Philippe monte sur le trône en héritant d’une famille royale fragilisée par ses écarts de conduite, traumatisée par les blessures du passé. Encore prisonnière de la chape de silence que lui imposait un Baudouin dominant.

Philippe devient donc le septième Roi des Belges en l’an de grâce 2013 : vingt ans après l’intronisation de son père Albert II et le décès de son oncle Baudouin, trente ans après la disparition de son grand-père Léopold III et du prince régent Charles. Heureux présage ? Le pronostic reste réservé.

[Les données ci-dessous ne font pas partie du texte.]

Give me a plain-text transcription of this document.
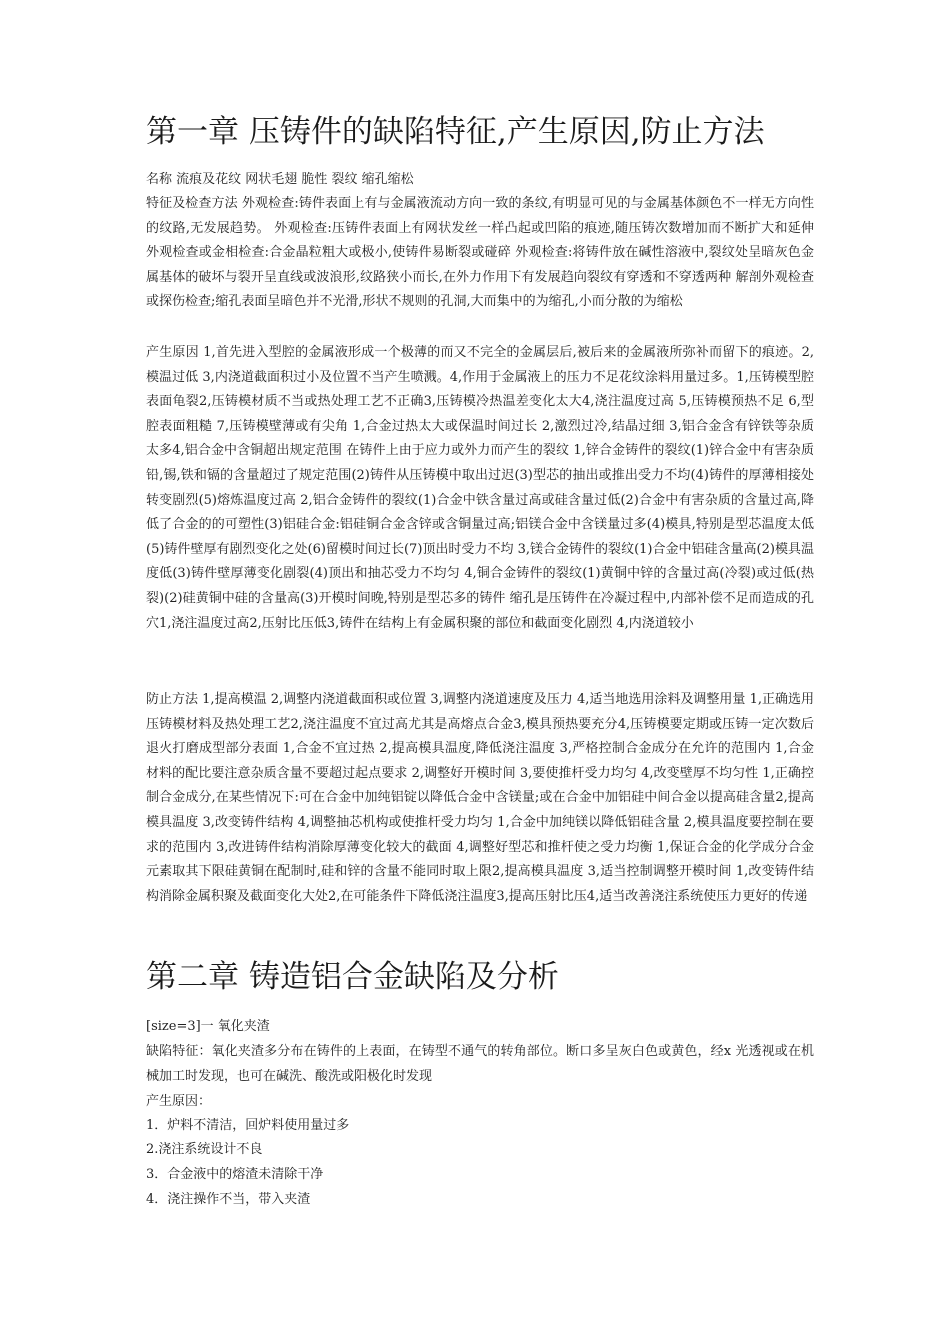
第一章 压铸件的缺陷特征,产生原因,防止方法
名称 流痕及花纹 网状毛翅 脆性 裂纹 缩孔缩松
特征及检查方法 外观检查:铸件表面上有与金属液流动方向一致的条纹,有明显可见的与金属基体颜色不一样无方向性的纹路,无发展趋势。 外观检查:压铸件表面上有网状发丝一样凸起或凹陷的痕迹,随压铸次数增加而不断扩大和延伸 外观检查或金相检查:合金晶粒粗大或极小,使铸件易断裂或碰碎 外观检查:将铸件放在碱性溶液中,裂纹处呈暗灰色金属基体的破坏与裂开呈直线或波浪形,纹路狭小而长,在外力作用下有发展趋向裂纹有穿透和不穿透两种 解剖外观检查或探伤检查;缩孔表面呈暗色并不光滑,形状不规则的孔洞,大而集中的为缩孔,小而分散的为缩松
产生原因 1,首先进入型腔的金属液形成一个极薄的而又不完全的金属层后,被后来的金属液所弥补而留下的痕迹。2,模温过低 3,内浇道截面积过小及位置不当产生喷溅。4,作用于金属液上的压力不足花纹涂料用量过多。1,压铸模型腔表面龟裂2,压铸模材质不当或热处理工艺不正确3,压铸模冷热温差变化太大4,浇注温度过高 5,压铸模预热不足 6,型腔表面粗糙 7,压铸模壁薄或有尖角 1,合金过热太大或保温时间过长 2,激烈过冷,结晶过细 3,铝合金含有锌铁等杂质太多4,铝合金中含铜超出规定范围 在铸件上由于应力或外力而产生的裂纹 1,锌合金铸件的裂纹(1)锌合金中有害杂质铅,锡,铁和镉的含量超过了规定范围(2)铸件从压铸模中取出过迟(3)型芯的抽出或推出受力不均(4)铸件的厚薄相接处转变剧烈(5)熔炼温度过高 2,铝合金铸件的裂纹(1)合金中铁含量过高或硅含量过低(2)合金中有害杂质的含量过高,降低了合金的的可塑性(3)铝硅合金:铝硅铜合金含锌或含铜量过高;铝镁合金中含镁量过多(4)模具,特别是型芯温度太低(5)铸件壁厚有剧烈变化之处(6)留模时间过长(7)顶出时受力不均 3,镁合金铸件的裂纹(1)合金中铝硅含量高(2)模具温度低(3)铸件壁厚薄变化剧裂(4)顶出和抽芯受力不均匀 4,铜合金铸件的裂纹(1)黄铜中锌的含量过高(冷裂)或过低(热裂)(2)硅黄铜中硅的含量高(3)开模时间晚,特别是型芯多的铸件 缩孔是压铸件在冷凝过程中,内部补偿不足而造成的孔穴1,浇注温度过高2,压射比压低3,铸件在结构上有金属积聚的部位和截面变化剧烈 4,内浇道较小
防止方法 1,提高模温 2,调整内浇道截面积或位置 3,调整内浇道速度及压力 4,适当地选用涂料及调整用量 1,正确选用压铸模材料及热处理工艺2,浇注温度不宜过高尤其是高熔点合金3,模具预热要充分4,压铸模要定期或压铸一定次数后退火打磨成型部分表面 1,合金不宜过热 2,提高模具温度,降低浇注温度 3,严格控制合金成分在允许的范围内 1,合金材料的配比要注意杂质含量不要超过起点要求 2,调整好开模时间 3,要使推杆受力均匀 4,改变壁厚不均匀性 1,正确控制合金成分,在某些情况下:可在合金中加纯铝锭以降低合金中含镁量;或在合金中加铝硅中间合金以提高硅含量2,提高模具温度 3,改变铸件结构 4,调整抽芯机构或使推杆受力均匀 1,合金中加纯镁以降低铝硅含量 2,模具温度要控制在要求的范围内 3,改进铸件结构消除厚薄变化较大的截面 4,调整好型芯和推杆使之受力均衡 1,保证合金的化学成分合金元素取其下限硅黄铜在配制时,硅和锌的含量不能同时取上限2,提高模具温度 3,适当控制调整开模时间 1,改变铸件结构消除金属积聚及截面变化大处2,在可能条件下降低浇注温度3,提高压射比压4,适当改善浇注系统使压力更好的传递
第二章 铸造铝合金缺陷及分析
[size=3]一 氧化夹渣
缺陷特征：氧化夹渣多分布在铸件的上表面，在铸型不通气的转角部位。断口多呈灰白色或黄色，经x 光透视或在机械加工时发现，也可在碱洗、酸洗或阳极化时发现
产生原因：
1．炉料不清洁，回炉料使用量过多
2.浇注系统设计不良
3．合金液中的熔渣未清除干净
4．浇注操作不当，带入夹渣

Le nouveau Roi hérite d’un royaume fragilisé, d’une monarchie déstabilisée, d’une famille ébranlée dont il devient la figure emblématique. Il y a cadre plus enchanteur pour débuter un règne. « La monarchie belge n’a pas vécu ces dernières années une seule  »annus horribilis ». Il n’y a pas eu un seul twist majeur mais une série, une succession continuelle d’incidents différents », observe Carl Devos, politologue à l’université de Gand.

Baudouin savait s’y prendre pour couvrir d’un voile pudique les déboires et les écarts de conduite d’une famille qui, dans le fond, n’a jamais cessé d’être une pétaudière. « Une famille étrange. Continuellement en brouille », a un jour confié un ministre sous le couvert d’un prudent anonymat.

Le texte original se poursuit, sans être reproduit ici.